Authors: Runjia Li, Philip Torr, Andrea Vedaldi, Tomas Jakab
Subjects: cs.CV
Abstract URL: https://arxiv.org/abs/2506.18903
Pdf URL: https://arxiv.org/pdf/2506.18903
Copy Paste: [[2506.18903]] VMem: Consistent Interactive Video Scene Generation with Surfel-Indexed View Memory(https://arxiv.org/abs/2506.18903)
Keywords: generation
Abstract: We propose a novel memory mechanism to build video generators that can explore environments interactively. Similar results have previously been achieved by out-painting 2D views of the scene while incrementally reconstructing its 3D geometry, which quickly accumulates errors, or by video generators with a short context window, which struggle to maintain scene coherence over the long term. To address these limitations, we introduce Surfel-Indexed View Memory (VMem), a mechanism that remembers past views by indexing them geometrically based on the 3D surface elements (surfels) they have observed. VMem enables the efficient retrieval of the most relevant past views when generating new ones.
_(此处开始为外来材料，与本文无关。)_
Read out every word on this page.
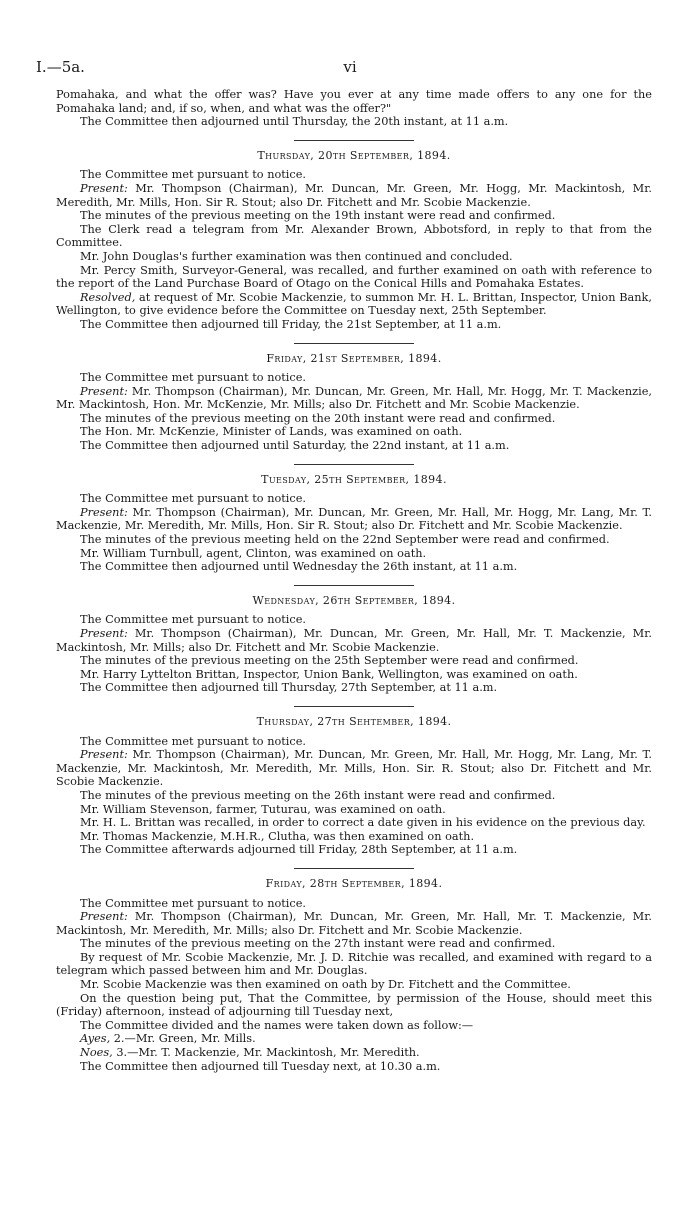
I.—5a.	vi

Pomahaka, and what the offer was? Have you ever at any time made offers to any one for the Pomahaka land; and, if so, when, and what was the offer?"

The Committee then adjourned until Thursday, the 20th instant, at 11 a.m.

Thursday, 20th September, 1894.

The Committee met pursuant to notice.

Present: Mr. Thompson (Chairman), Mr. Duncan, Mr. Green, Mr. Hogg, Mr. Mackintosh, Mr. Meredith, Mr. Mills, Hon. Sir R. Stout; also Dr. Fitchett and Mr. Scobie Mackenzie.

The minutes of the previous meeting on the 19th instant were read and confirmed.

The Clerk read a telegram from Mr. Alexander Brown, Abbotsford, in reply to that from the Committee.

Mr. John Douglas's further examination was then continued and concluded.

Mr. Percy Smith, Surveyor-General, was recalled, and further examined on oath with reference to the report of the Land Purchase Board of Otago on the Conical Hills and Pomahaka Estates.

Resolved, at request of Mr. Scobie Mackenzie, to summon Mr. H. L. Brittan, Inspector, Union Bank, Wellington, to give evidence before the Committee on Tuesday next, 25th September.

The Committee then adjourned till Friday, the 21st September, at 11 a.m.

Friday, 21st September, 1894.

The Committee met pursuant to notice.

Present: Mr. Thompson (Chairman), Mr. Duncan, Mr. Green, Mr. Hall, Mr. Hogg, Mr. T. Mackenzie, Mr. Mackintosh, Hon. Mr. McKenzie, Mr. Mills; also Dr. Fitchett and Mr. Scobie Mackenzie.

The minutes of the previous meeting on the 20th instant were read and confirmed.

The Hon. Mr. McKenzie, Minister of Lands, was examined on oath.

The Committee then adjourned until Saturday, the 22nd instant, at 11 a.m.

Tuesday, 25th September, 1894.

The Committee met pursuant to notice.

Present: Mr. Thompson (Chairman), Mr. Duncan, Mr. Green, Mr. Hall, Mr. Hogg, Mr. Lang, Mr. T. Mackenzie, Mr. Meredith, Mr. Mills, Hon. Sir R. Stout; also Dr. Fitchett and Mr. Scobie Mackenzie.

The minutes of the previous meeting held on the 22nd September were read and confirmed.

Mr. William Turnbull, agent, Clinton, was examined on oath.

The Committee then adjourned until Wednesday the 26th instant, at 11 a.m.

Wednesday, 26th September, 1894.

The Committee met pursuant to notice.

Present: Mr. Thompson (Chairman), Mr. Duncan, Mr. Green, Mr. Hall, Mr. T. Mackenzie, Mr. Mackintosh, Mr. Mills; also Dr. Fitchett and Mr. Scobie Mackenzie.

The minutes of the previous meeting on the 25th September were read and confirmed.

Mr. Harry Lyttelton Brittan, Inspector, Union Bank, Wellington, was examined on oath.

The Committee then adjourned till Thursday, 27th September, at 11 a.m.

Thursday, 27th Sehtember, 1894.

The Committee met pursuant to notice.

Present: Mr. Thompson (Chairman), Mr. Duncan, Mr. Green, Mr. Hall, Mr. Hogg, Mr. Lang, Mr. T. Mackenzie, Mr. Mackintosh, Mr. Meredith, Mr. Mills, Hon. Sir. R. Stout; also Dr. Fitchett and Mr. Scobie Mackenzie.

The minutes of the previous meeting on the 26th instant were read and confirmed.

Mr. William Stevenson, farmer, Tuturau, was examined on oath.

Mr. H. L. Brittan was recalled, in order to correct a date given in his evidence on the previous day.

Mr. Thomas Mackenzie, M.H.R., Clutha, was then examined on oath.

The Committee afterwards adjourned till Friday, 28th September, at 11 a.m.

Friday, 28th September, 1894.

The Committee met pursuant to notice.

Present: Mr. Thompson (Chairman), Mr. Duncan, Mr. Green, Mr. Hall, Mr. T. Mackenzie, Mr. Mackintosh, Mr. Meredith, Mr. Mills; also Dr. Fitchett and Mr. Scobie Mackenzie.

The minutes of the previous meeting on the 27th instant were read and confirmed.

By request of Mr. Scobie Mackenzie, Mr. J. D. Ritchie was recalled, and examined with regard to a telegram which passed between him and Mr. Douglas.

Mr. Scobie Mackenzie was then examined on oath by Dr. Fitchett and the Committee.

On the question being put, That the Committee, by permission of the House, should meet this (Friday) afternoon, instead of adjourning till Tuesday next,

The Committee divided and the names were taken down as follow:—

Ayes, 2.—Mr. Green, Mr. Mills.

Noes, 3.—Mr. T. Mackenzie, Mr. Mackintosh, Mr. Meredith.

The Committee then adjourned till Tuesday next, at 10.30 a.m.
By focusing only on these relevant views, our method produces consistent explorations of imagined environments at a fraction of the computational cost of using all past views as context. We evaluate our approach on challenging long-term scene synthesis benchmarks and demonstrate superior performance compared to existing methods in maintaining scene coherence and camera control.
摘要：我们提出了一种新颖的记忆机制来构建可以交互性探索环境的视频生成器。以前，通过逐步重建其3D几何形状，以迅速累积错误或具有短上下文窗口的视频生成器，从而迅速累积了相似的结果，从而实现了类似的结果，从长远来看，这很快就会累积错误。为了解决这些局限性，我们引入了表面索引的视图内存（VMEM），该机制通过根据他们观察到的3D表面元素（表面）对几何构图来记住过去的视图。 VMEM在生成新的视图时可以有效地检索过去的过去视图。通过仅关注这些相关观点，我们的方法以使用过去所有观点作为背景的计算成本的一小部分来产生对想象环境的一致探索。我们评估了我们在挑战长期场景综合基准测试基准方面的方法，并且与维持场景连贯性和相机控制方面的现有方法相比，表现出卓越的性能。